Individual market special enrollment requirements.
(1) For a nongrandfathered individual health plan offered on or off the health benefit exchange, an issuer must make a special enrollment period of not less than sixty days available to any person who experiences a qualifying event, permitting enrollment in an individual health benefit plan outside the open enrollment period. This requirement applies to plans offered on the health benefit exchange that cover pediatric oral benefits offered as essential health benefits necessary to satisfy minimum essential coverage requirements.
(2) A qualifying event means the occurrence of one of the following:
(a) The loss of minimum essential coverage, including employer sponsored insurance coverage due to action by either the employer or the issuer or due to the individual's loss of eligibility for the employer sponsored coverage, or the loss of the individual or group coverage of a person under whose policy they were enrolled, unless the loss is based on the individual's misrepresentation of a material fact affecting coverage or for fraud related to the discontinued health coverage;
(b) The loss of eligibility for medicaid or a public program providing health benefits;
(c) The loss of coverage as the result of dissolution of marriage or termination of a domestic partnership;
(d) A permanent change in residence, work, or living situation, whether or not within the choice of the individual, where the health plan under which they were covered does not provide coverage in that person's new service area;
(e) The birth, placement for or adoption of the person for whom coverage is sought. For newborns, coverage must be effective from the moment of birth; for those adopted or placed for adoption, coverage must be effective from the date of adoption or placement for adoption, whichever occurs first;
(f) A situation in which a plan no longer offers any benefits to the class of similarly situated individuals that includes the individual;
(g) Coverage is discontinued in a qualified health plan by the health benefit exchange pursuant to 45 C.F.R. 155.430 and the three month grace period for continuation of coverage has expired;
(h) Exhaustion of COBRA coverage due to failure of the employer to remit premium;
(i) Loss of COBRA coverage where the individual has exceeded the lifetime limit in the plan and no other COBRA coverage is available;
(j) If the person discontinues coverage under a health plan offered pursuant to chapter 48.41
(k) Loss of coverage as a dependent on a group plan due to age;
(l) Marriage or entering into a domestic partnership, including eligibility as a dependent of an individual marrying or entering into a domestic partnership.
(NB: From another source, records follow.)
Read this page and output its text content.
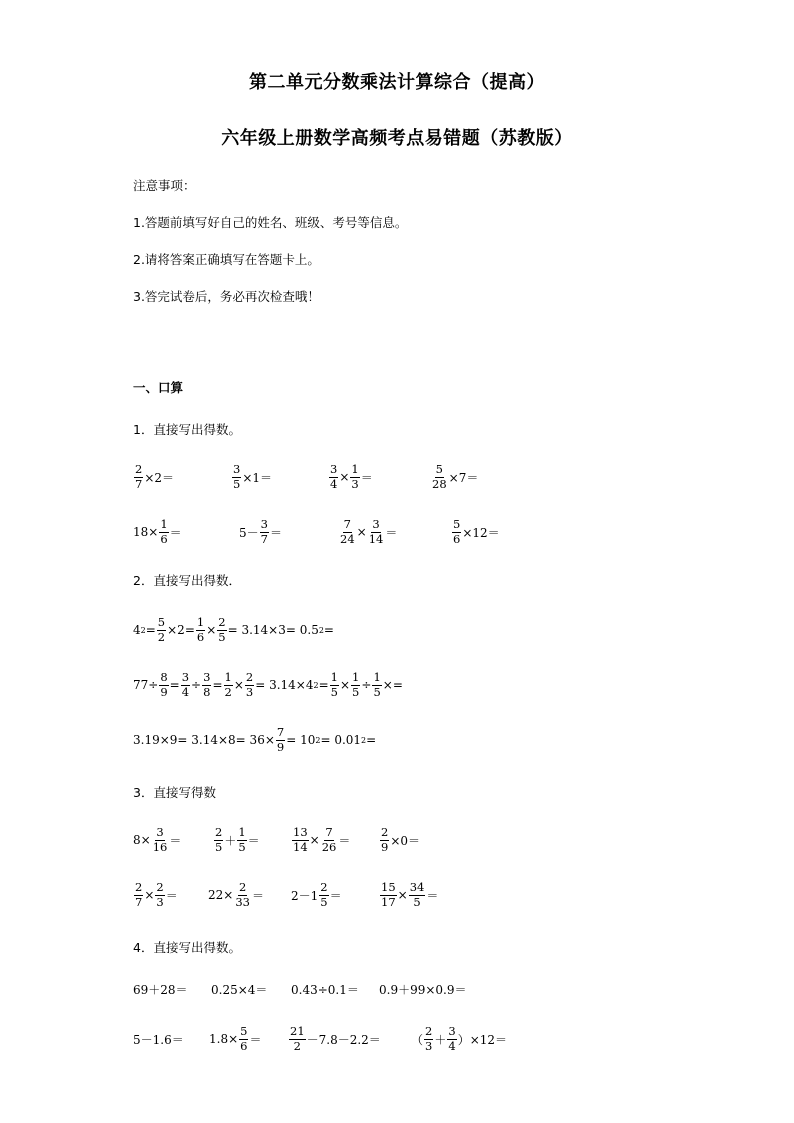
第二单元分数乘法计算综合（提高）
六年级上册数学高频考点易错题（苏教版）
注意事项：
1.答题前填写好自己的姓名、班级、考号等信息。
2.请将答案正确填写在答题卡上。
3.答完试卷后，务必再次检查哦！
一、口算
1．直接写出得数。
$\frac{2}{7} \times 2=$	$\frac{3}{5} \times 1=$	$\frac{3}{4} \times \frac{1}{3}$ ＝	$\frac{5}{28} \times 7=$
$18\times \frac{1}{6}$ ＝	$5- \frac{3}{7}$ ＝	$\frac{7}{24} \times \frac{3}{14}$ ＝	$\frac{5}{6} \times 12=$
2．直接写出得数．
4 $2 = \frac{5}{2} \times 2= \frac{1}{6} \times \frac{2}{5} = 3.14\times 3= 0.5$ 2 =
$77\div \frac{8}{9} = \frac{3}{4} \div \frac{3}{8} = \frac{1}{2} \times \frac{2}{3} = 3.14\times 4$ $2 = \frac{1}{5} \times \frac{1}{5} \div \frac{1}{5}$ ×=
$3.19\times 9= 3.14\times 8= 36\times \frac{7}{9} = 10$ 2 = 0.01 2 =
3．直接写得数
$8\times \frac{3}{16}$ ＝	$\frac{2}{5} + \frac{1}{5}$ ＝	$\frac{13}{14} \times \frac{7}{26}$ ＝	$\frac{2}{9} \times 0=$
$\frac{2}{7} \times \frac{2}{3}$ ＝	$22\times \frac{2}{33} = 2-1 \frac{2}{5}$ ＝	$\frac{15}{17} \times \frac{34}{5}$ ＝
4．直接写出得数。
69＋28＝ 0.25×4＝ 0.43÷0.1＝ 0.9＋99×0.9＝
$5-1.6= 1.8\times \frac{5}{6} = \frac{21}{2} -7.8-2.2=$	（ $\frac{2}{3} + \frac{3}{4} )\times 12=$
(3) If the special enrollee had prior coverage, an issuer must offer a special enrollee each of the benefit packages available to individuals who enrolled during the open enrollment period within the same metal tier or level at which the person was previously enrolled. Any difference in benefits or cost-sharing requirements for different individuals constitutes a different benefit package.
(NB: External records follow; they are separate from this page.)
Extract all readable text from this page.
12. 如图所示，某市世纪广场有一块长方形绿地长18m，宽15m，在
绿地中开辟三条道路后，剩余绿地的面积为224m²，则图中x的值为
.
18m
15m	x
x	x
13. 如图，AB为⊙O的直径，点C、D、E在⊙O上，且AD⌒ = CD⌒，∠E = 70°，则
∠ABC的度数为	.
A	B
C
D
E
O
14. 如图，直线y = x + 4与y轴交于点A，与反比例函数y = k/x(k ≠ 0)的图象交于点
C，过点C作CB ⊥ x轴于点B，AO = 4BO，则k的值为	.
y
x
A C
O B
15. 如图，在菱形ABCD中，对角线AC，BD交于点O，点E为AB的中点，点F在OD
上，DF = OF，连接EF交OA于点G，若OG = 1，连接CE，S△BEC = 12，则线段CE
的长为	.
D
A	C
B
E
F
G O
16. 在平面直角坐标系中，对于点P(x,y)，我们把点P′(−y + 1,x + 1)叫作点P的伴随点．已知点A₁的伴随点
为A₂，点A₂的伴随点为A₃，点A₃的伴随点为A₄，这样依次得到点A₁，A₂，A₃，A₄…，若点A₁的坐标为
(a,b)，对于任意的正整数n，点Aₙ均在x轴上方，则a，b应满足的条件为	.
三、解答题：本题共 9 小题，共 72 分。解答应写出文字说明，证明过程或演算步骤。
(a) A special enrollee cannot be required to pay more for coverage than a similarly situated individual who enrolls during open enrollment.
(b) An issuer may limit a special enrollee who was enrolled in a catastrophic plan as defined in RCW 48.43.005
(8) to the plans available during open enrollment at either the bronze or silver level.
(c) An issuer may restrict a special enrollee whose eligibility is based on their status as a dependent to the same metal tier for the plan on which the primary subscriber is enrolled.
(4) An issuer may require reasonable proof or documentation that an individual seeking special enrollment has experienced a qualifying event.
[Statutory Authority: RCW 48.02.060
, 48.18.120(2), 48.20.450, 48.43.0211, 48.43.720(3), 48.44.050, 48.46.200, 45 C.F.R. §§ 147.104, 147.106, 155.420, and 155.725. WSR 14-01-042 (Matter No. R 2013-02), § 284-170-425, filed 12/11/13, effective 1/1/14.]